Deploying an application on Cloudera AI Inference service

Learn how to select a specific Cloudera AI Inference service instance and create a new application. You must configure your application to run on port 8080. Cloudera AI Inference service will map this internal port to port 443 for external access.

To deploy an application on the Cloudera AI Inference service, the following prerequisites must be met:

Compute Cluster-enabled environment: You must have a Compute Cluster-enabled environment. For instructions on creating a Compute cluster, see Using Compute Clusters in AWS environment or Using Compute Clusters in Azure environment.
Cloudera AI Inference service: A Cloudera AI Inference service instance must be created. For instructions on creating a Cloudera AI Inference service instance, see Create a Cloudera AI Inference service instance.
note
You cannot use an existing Cloudera AI Inference service instance to deploy Applications; a new Cloudera AI Inference service instance must be created for this purpose.

In the Cloudera console, click the Cloudera AI tile.
Click Applications under Deployments on the left navigation menu.
The Applications home page displays.
Click the Deploy Application button.
The Applications / Create Application page displays.
From the Select Environment & Inference Service drop-down list, select your Cloudera environment and the Cloudera AI Inference service instance within which you want to create the application.
In the Name textbox, enter a name for the application.
In the Subdomain textbox, enter a subdomain name. The application will be deployed at https://<domain>.serving-apps.<caii-domain>.
In the Description textbox, add a description of the application.
For the Select Source field, choose Git if your application is from a Git repository or Docker if it is a container image.
- For Git repositories: Select this if your application is in a Git repository.
  - Git URL: Enter the repository URL. For example: https://github.com/cloudera/caii-apps-demo.git.
  - Authentication: If the repository is private, you may use either an SSH Key or a Personal Access Token (PAT). Enter your Git Username and paste the Token into the password or token field in the UI.
  - Entrypoint: Enter the path to your startup script. For example, cml/launch_app.py.
    important
    
    Dependencies listed in requirements.txt will be automatically installed at startup.
    
    Migration: If migrating from Cloudera AI Workbench, do not use the !<executable> syntax (for example: !python3). Instead, specify the script path like cml/launch_app.py.
- For Docker images: Select this if your application is a container image.
  1. Docker Image URL: Enter the full URL of the image.
  2. Authentication: If the image is private, enter the associated username and access token.
For the Authentication Type field, select SSO for a web application or JWT for an API-based application.
For the Resource Profile field, configure the following resource requirements for each application replica:
1. In the Instance Type field, select the instance type from the drop-down list.
2. In the GPU field, specify the number of GPUs each application replica requires.
3. In the CPU field, specify the number of CPUs each application replica requires.
4. In the Memory field, specify the amount of CPU memory each application replica requires.
Using the Application Autoscale Range slider bar, specify the minimum and maximum number of replicas for the application. The autoscaler scales the replicas to manage the incoming workload. In the Autoscale Range section of the deployment UI, select your desired Metric Type and enter a Target Value (for example, 70 for concurrency).
In the Environment Variables field, add any custom key and value pairs your application needs.
In the Tags field, add any custom key and value pairs your application needs.

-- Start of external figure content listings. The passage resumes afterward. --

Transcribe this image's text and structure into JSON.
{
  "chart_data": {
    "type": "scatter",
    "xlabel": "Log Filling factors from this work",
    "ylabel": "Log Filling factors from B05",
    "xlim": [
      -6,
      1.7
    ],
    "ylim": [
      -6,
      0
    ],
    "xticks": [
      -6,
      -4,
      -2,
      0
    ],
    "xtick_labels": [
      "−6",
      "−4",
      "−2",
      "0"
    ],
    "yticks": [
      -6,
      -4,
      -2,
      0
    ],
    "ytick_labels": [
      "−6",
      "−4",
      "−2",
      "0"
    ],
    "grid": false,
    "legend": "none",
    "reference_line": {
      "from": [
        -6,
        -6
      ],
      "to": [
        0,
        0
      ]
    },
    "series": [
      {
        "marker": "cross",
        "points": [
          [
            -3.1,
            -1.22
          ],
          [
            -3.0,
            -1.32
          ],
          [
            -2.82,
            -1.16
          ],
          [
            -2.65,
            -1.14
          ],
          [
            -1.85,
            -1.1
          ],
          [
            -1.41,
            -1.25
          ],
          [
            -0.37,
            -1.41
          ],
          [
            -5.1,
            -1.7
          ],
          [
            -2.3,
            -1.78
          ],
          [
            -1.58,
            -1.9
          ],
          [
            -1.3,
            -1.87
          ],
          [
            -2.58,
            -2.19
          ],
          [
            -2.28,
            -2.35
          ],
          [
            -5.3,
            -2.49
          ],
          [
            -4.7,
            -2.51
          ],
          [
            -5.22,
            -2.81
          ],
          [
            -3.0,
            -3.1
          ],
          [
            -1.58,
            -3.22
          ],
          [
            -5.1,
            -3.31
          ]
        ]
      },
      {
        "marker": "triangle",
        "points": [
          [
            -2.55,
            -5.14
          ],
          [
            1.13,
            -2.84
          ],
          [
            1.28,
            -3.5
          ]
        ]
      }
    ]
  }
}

Click the Create Application button to deploy the application.

System Environment Variables

The following variables are automatically populated and available to your application at runtime:


Variable	Description
SERVICE_DOMAIN	The domain name of the Cloudera AI Inference service.
APP_URL	The external URL where the application is accessible.
APP_PORT	The internal port the application must listen on (hardcoded to 8080).
OWNER_ID	The identity of the user who deployed the application.